Having lived in the Pamlico/New Bern area of North Carolina during one of the worst hurricane seasons taught me that we should be thankful for the weather warnings. While they are not always perfectly accurate, I would rather know that SOMETHING might happen over waking up with the house falling around around me. I survived 4 major hurricanes, a tornado that went screaming down the street next to my house and a water spout in a nearby park. The only damage I got was limbs on my roof and debris in the parking lot. I am thankful.
I remember while living in Fuquay- Varina we got a severe weather warning about a tornado which is a rare occurrence around here. My husband was at work and my daughters were little bitty things. The radio DJ urgently said “SEEK COVER NOW” so this was not a drill. The safest room in the house was a closet downstairs and it was too small for all three of us so I put the kids in their with their iPads (trying to make it fun and not scary), blankets and their kitty. I turned the couch over and shoved it across the door and sought shelter underneath it. I texted my husband to tell him to stay put and I texted my Daddy who communicated with me and told me I was doing everything right. He was always my anchor.

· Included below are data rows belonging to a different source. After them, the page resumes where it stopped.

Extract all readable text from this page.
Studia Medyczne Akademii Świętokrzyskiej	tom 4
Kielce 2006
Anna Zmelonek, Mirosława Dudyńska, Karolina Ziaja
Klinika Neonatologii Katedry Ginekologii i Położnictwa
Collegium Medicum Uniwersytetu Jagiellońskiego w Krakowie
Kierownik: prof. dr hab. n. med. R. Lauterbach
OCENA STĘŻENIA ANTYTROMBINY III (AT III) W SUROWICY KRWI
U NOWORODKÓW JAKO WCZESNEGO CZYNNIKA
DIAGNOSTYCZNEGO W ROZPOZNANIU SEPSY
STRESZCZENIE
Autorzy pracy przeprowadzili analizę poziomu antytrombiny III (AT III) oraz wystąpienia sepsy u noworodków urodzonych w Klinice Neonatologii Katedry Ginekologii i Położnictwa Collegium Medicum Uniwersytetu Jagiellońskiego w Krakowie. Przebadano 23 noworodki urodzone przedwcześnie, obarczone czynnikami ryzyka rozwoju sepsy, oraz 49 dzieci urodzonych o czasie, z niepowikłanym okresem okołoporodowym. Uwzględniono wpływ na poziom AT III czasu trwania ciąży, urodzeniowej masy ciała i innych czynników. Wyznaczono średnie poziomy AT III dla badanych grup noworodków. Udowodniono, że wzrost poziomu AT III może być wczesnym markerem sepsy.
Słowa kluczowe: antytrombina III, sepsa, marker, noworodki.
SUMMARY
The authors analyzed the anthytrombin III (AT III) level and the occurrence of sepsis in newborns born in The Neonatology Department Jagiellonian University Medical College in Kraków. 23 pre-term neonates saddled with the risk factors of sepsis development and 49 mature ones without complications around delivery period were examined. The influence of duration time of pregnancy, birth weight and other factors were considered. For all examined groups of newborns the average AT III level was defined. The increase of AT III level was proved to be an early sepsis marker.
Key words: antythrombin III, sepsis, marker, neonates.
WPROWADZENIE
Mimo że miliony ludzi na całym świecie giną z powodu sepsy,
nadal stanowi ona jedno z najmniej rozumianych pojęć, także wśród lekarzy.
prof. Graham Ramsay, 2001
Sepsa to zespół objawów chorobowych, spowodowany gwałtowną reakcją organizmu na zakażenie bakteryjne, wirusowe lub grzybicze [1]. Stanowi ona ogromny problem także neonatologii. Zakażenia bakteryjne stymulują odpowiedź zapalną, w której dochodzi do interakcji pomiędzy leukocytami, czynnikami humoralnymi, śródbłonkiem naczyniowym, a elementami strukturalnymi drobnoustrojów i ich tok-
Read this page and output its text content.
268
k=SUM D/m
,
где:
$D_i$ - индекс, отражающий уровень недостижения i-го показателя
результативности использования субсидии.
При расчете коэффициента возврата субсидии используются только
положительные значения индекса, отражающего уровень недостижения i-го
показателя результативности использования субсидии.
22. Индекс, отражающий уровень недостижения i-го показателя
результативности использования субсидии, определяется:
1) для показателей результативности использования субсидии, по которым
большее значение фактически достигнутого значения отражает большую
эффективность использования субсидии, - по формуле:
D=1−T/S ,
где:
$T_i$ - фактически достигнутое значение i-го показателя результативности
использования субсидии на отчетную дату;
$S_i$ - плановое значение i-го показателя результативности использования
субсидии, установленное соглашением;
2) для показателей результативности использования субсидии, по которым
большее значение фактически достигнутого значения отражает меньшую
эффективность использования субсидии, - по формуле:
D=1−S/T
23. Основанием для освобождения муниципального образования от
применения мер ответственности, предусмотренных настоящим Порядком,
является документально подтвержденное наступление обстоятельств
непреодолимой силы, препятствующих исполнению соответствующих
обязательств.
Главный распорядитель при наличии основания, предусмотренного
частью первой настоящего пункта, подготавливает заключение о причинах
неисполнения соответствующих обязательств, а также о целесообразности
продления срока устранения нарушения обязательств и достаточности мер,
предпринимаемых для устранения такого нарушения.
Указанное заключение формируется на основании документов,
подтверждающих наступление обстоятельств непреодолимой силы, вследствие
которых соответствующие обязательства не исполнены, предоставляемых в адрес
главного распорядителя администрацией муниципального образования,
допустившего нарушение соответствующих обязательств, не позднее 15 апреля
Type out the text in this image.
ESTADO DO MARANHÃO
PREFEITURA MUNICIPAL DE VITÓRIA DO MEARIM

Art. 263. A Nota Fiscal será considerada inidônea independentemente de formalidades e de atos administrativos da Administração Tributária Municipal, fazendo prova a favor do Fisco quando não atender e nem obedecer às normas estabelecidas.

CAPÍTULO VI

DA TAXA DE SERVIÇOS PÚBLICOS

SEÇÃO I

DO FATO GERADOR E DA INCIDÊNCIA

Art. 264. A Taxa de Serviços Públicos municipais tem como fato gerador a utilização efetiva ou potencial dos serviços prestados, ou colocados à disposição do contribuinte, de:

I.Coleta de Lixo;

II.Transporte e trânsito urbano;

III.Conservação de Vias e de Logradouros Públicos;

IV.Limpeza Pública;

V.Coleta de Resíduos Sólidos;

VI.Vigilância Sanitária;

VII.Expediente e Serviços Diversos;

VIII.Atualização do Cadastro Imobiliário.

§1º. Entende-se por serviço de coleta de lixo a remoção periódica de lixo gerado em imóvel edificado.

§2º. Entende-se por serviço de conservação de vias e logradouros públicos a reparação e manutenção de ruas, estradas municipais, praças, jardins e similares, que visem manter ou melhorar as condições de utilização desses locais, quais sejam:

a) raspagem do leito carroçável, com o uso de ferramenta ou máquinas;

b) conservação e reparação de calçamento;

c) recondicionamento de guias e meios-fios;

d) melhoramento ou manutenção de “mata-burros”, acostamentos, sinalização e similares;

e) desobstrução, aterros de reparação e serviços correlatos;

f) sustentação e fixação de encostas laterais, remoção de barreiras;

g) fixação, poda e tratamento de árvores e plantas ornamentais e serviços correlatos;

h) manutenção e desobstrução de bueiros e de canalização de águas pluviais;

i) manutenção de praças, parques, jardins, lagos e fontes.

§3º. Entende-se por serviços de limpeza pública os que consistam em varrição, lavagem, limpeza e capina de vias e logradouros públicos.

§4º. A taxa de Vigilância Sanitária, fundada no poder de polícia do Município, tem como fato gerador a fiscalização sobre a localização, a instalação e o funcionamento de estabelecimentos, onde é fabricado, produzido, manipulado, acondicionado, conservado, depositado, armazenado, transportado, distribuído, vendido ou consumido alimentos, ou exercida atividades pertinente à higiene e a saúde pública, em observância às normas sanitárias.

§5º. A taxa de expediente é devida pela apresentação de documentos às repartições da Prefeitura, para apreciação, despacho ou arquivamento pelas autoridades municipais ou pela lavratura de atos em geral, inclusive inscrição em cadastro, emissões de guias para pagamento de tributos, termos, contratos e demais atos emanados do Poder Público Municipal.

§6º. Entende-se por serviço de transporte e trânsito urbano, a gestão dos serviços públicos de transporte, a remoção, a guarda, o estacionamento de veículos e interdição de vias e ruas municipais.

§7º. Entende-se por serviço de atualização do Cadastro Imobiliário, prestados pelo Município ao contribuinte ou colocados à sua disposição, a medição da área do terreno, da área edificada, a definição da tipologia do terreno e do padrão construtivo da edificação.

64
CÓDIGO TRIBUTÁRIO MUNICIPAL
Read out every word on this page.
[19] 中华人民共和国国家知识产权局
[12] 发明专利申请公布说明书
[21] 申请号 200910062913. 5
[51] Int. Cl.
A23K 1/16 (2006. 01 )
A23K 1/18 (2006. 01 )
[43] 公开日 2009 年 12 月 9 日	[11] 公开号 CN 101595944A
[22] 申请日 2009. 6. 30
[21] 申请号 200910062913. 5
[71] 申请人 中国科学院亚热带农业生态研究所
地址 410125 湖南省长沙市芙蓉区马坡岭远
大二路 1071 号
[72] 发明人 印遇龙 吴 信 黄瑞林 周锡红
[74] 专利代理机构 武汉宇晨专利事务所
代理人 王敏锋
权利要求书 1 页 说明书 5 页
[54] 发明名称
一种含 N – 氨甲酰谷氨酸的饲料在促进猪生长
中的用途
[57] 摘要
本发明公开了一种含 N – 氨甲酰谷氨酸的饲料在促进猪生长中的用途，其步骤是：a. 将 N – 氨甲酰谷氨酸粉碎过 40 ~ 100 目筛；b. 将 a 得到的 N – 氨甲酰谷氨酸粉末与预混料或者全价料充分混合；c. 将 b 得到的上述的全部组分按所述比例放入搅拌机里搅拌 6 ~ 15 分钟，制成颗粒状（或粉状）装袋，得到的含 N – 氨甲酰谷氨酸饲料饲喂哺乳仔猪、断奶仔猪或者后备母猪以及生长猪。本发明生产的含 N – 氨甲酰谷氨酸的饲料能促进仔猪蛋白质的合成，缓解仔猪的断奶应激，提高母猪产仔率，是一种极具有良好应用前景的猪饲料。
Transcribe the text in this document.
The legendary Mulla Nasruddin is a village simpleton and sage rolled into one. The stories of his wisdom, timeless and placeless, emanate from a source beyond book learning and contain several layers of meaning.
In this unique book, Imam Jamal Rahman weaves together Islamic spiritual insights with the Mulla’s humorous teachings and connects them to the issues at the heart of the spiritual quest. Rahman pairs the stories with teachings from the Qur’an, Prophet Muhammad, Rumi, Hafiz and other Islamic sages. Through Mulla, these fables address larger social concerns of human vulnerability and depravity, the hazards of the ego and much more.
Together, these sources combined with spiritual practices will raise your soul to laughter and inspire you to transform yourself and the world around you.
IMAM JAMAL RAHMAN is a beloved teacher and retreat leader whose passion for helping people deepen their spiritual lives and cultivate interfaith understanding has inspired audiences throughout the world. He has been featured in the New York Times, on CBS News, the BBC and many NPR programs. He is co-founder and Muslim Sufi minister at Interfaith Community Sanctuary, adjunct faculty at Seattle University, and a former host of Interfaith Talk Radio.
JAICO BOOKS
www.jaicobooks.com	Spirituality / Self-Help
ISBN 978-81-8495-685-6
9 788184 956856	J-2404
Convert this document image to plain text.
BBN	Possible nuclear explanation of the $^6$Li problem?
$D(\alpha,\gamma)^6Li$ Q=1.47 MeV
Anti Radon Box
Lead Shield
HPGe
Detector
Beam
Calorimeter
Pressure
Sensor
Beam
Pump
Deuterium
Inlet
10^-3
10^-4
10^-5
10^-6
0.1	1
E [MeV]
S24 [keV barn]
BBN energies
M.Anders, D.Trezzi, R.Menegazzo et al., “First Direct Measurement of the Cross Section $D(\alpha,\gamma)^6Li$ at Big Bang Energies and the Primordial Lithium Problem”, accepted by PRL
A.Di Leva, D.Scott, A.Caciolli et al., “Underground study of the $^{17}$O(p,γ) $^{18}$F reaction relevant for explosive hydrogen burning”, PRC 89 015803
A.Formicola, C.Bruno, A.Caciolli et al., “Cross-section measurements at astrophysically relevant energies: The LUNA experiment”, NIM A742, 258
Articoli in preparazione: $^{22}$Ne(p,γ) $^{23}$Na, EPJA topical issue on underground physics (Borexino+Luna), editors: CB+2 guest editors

A huge wind came about and shook the house, and I saw trees bending. It was a scary 15 minutes. Then, like so many storms, it passed and the warning was lifted and the girls asked if they could stay in the closet because it was so much fun. Success! LOL I told them to leave the door open so Mommy could see them. I put everything back in order and later in the afternoon, I cleaned all the debris in the backyard.
My sister and I were living in New Bern in a quadraplex when a tornado was spotted. It was another one of those get in your shelters moments. She was a full grown adult, but I grabbed her and put her in the tub and covered her up with a blanket and then threw myself on top of her. Oh yeah, she was holding a pan of brownies we had just finished baking. If we were going to die, by God, we were dying with chocolate! LOL It is the first time I have ever understood tornado sounds descriptions. It truly sounded like a train chugging by. It was the closest I had ever been to a tornado. Luckily it went down a street and then jumped into the bay. Unfortunately it turned into a water spout and damaged millions of dollars of boats and yachts. It also tore our beautiful waterfront park into shreds. Because of the weather warnings, we were able to seek shelter, eat some brownies and drink wine that night.
So, I say again- I’m in the camp that believes it is better to be safe than sorry. I hope you are all safe today. Happy Friday!